Jazz à la Petite France - Naîssam Jalal - Photo: lfdd |
Le disque Healing Rituals qu’elle vient de sortir contient ainsi toute une série de « Rituels » du vent, de la colline, de la terre, de la forêt, du Soleil, qui sont comme des chants, mélopées de guérison qui, par le rythme, les sons, le chant, la flute et les autres instruments, sont destinés à plonger l’auditeur dans certains états psychologiques et physiques tendant vers la beauté et la plénitude, le bien-être. Ce sont donc quelques-uns de ces rituels qu’elle nous offre avec ses trois complices.

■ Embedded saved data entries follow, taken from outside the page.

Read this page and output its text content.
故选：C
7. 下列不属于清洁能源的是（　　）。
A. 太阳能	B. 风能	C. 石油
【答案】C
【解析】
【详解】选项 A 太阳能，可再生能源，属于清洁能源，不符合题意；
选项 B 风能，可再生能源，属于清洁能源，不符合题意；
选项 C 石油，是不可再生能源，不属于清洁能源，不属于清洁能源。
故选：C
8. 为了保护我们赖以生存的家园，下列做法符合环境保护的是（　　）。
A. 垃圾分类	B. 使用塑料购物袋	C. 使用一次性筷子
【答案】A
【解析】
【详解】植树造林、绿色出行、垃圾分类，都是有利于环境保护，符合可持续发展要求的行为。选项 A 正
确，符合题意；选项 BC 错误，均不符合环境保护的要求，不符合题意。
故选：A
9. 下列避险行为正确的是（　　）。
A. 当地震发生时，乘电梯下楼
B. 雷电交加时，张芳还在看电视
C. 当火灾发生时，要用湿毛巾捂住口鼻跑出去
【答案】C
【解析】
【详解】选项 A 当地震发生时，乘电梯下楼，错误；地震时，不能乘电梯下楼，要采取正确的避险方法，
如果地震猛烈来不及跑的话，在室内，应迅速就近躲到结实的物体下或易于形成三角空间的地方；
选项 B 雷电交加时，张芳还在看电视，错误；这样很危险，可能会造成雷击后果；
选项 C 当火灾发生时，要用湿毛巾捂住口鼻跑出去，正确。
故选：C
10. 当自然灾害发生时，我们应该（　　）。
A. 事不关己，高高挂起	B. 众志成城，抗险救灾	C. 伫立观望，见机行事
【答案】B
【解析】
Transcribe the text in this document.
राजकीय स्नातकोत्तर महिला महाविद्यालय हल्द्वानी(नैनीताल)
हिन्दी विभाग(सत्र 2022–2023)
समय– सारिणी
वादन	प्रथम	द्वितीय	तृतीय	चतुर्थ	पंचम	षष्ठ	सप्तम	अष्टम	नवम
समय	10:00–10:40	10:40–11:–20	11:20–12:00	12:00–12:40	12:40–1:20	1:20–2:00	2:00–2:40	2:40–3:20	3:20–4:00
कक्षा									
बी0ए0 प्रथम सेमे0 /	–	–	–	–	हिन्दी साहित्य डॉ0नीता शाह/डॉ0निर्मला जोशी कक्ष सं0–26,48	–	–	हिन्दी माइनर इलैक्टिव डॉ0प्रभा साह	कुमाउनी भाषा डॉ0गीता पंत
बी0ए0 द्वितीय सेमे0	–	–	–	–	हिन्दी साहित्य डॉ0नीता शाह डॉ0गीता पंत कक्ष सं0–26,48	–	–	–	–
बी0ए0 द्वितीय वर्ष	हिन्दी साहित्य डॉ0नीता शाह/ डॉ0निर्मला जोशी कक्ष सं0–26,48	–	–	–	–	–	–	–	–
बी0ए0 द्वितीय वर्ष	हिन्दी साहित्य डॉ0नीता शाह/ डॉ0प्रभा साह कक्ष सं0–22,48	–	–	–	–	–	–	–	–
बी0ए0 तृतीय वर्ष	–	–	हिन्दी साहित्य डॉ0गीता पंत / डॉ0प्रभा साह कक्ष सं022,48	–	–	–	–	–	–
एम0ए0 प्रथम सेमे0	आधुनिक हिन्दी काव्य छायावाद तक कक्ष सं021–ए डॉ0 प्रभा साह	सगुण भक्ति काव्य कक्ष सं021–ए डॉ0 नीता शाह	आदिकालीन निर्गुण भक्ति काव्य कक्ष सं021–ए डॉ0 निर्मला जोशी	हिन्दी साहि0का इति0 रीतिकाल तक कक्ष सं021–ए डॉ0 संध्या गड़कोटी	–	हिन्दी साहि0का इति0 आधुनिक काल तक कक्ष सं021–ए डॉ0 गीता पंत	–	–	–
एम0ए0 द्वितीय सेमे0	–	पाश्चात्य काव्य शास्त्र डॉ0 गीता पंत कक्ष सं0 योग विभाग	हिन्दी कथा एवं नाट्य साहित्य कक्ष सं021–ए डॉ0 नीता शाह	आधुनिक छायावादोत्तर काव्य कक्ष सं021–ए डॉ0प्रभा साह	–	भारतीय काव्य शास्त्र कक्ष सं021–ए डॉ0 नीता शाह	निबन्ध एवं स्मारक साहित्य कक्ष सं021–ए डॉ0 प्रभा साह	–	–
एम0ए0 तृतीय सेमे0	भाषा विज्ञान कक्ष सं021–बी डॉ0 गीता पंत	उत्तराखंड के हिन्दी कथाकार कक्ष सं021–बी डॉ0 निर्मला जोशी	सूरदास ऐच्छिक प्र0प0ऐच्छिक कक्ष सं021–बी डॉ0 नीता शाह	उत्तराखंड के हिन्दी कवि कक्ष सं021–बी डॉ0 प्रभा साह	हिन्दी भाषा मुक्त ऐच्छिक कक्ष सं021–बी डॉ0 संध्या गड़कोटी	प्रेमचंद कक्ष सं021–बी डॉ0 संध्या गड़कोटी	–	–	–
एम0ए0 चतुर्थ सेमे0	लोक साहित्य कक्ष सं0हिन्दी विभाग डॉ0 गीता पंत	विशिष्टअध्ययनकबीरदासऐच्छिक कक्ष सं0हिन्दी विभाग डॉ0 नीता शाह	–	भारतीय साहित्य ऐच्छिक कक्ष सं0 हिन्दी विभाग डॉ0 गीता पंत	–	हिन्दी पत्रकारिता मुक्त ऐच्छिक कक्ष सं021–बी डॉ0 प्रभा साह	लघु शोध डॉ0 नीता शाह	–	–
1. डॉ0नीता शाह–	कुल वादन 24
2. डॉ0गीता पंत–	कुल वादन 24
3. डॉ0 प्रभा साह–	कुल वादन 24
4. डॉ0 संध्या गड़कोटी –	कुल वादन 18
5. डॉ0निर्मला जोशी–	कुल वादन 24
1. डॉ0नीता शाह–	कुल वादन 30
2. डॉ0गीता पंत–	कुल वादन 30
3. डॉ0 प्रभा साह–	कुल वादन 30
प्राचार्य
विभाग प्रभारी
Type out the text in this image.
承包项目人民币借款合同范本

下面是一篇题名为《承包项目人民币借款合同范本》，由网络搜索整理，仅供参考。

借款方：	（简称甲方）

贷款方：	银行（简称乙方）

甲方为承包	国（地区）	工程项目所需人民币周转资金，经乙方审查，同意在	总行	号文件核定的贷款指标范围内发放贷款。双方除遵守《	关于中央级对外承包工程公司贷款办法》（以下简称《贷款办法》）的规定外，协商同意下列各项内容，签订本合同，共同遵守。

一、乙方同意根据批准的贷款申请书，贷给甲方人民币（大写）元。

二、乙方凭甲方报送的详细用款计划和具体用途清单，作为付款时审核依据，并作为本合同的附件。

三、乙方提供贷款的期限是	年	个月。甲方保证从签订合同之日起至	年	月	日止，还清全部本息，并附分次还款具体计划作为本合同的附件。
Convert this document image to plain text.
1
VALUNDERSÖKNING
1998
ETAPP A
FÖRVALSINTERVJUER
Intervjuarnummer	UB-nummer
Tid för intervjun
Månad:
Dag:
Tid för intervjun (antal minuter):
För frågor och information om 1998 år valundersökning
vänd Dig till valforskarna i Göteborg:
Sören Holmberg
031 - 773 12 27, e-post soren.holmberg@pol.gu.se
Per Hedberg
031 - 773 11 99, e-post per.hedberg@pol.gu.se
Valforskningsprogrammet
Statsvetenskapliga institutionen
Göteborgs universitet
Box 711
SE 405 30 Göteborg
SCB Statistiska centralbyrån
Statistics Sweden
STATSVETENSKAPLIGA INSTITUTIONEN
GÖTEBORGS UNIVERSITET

Jazz à la Petite France - Naîssam Jalal - Photo: lfdd |
Elle-même variant ses interventions chantées plus ou moins aiguës ou graves selon les thèmes (plutôt grave pour la terre, plus enjoué puis mystérieux pour la forêt), passant sans transition et en enchaînements rapides de la voix à l’instrument. Ses musiciens, tous talentueux, ayant également un espace pour improviser. Les morceaux alternent des moments de tension avec des airs lancinants et de belles envolées et d’autres plus reposant, plus calmes. Et même si l’on ne croit pas aux esprits, on peut quand même noter le moment totalement synchrone où quand elle finit une de ces rituels, sur la dernière note, une cloche proche reprend pile le son.
Subconscious Trio
Le groupe Subconscious Trio, formé par trois musiciennes, coche les trois cases « féminines » des interprètes : Monique Chao, originaire de Taiwan, Victoria Kirilova de Bulgarie et l’Italienne Francesca Remigi se sont rencontrées au Conservatoire de Milan en 2015 et depuis ont fondé ce groupe et édité un disque Water Shapes dont elles vont interpréter quelques pièces, dont Whale Fall, Woman in gravity, I Like My Bed More Than I Like Most People et Two Beggars, une pièce où Monique Chao la pianiste chante aussi sur une composition de Francesca Remigi.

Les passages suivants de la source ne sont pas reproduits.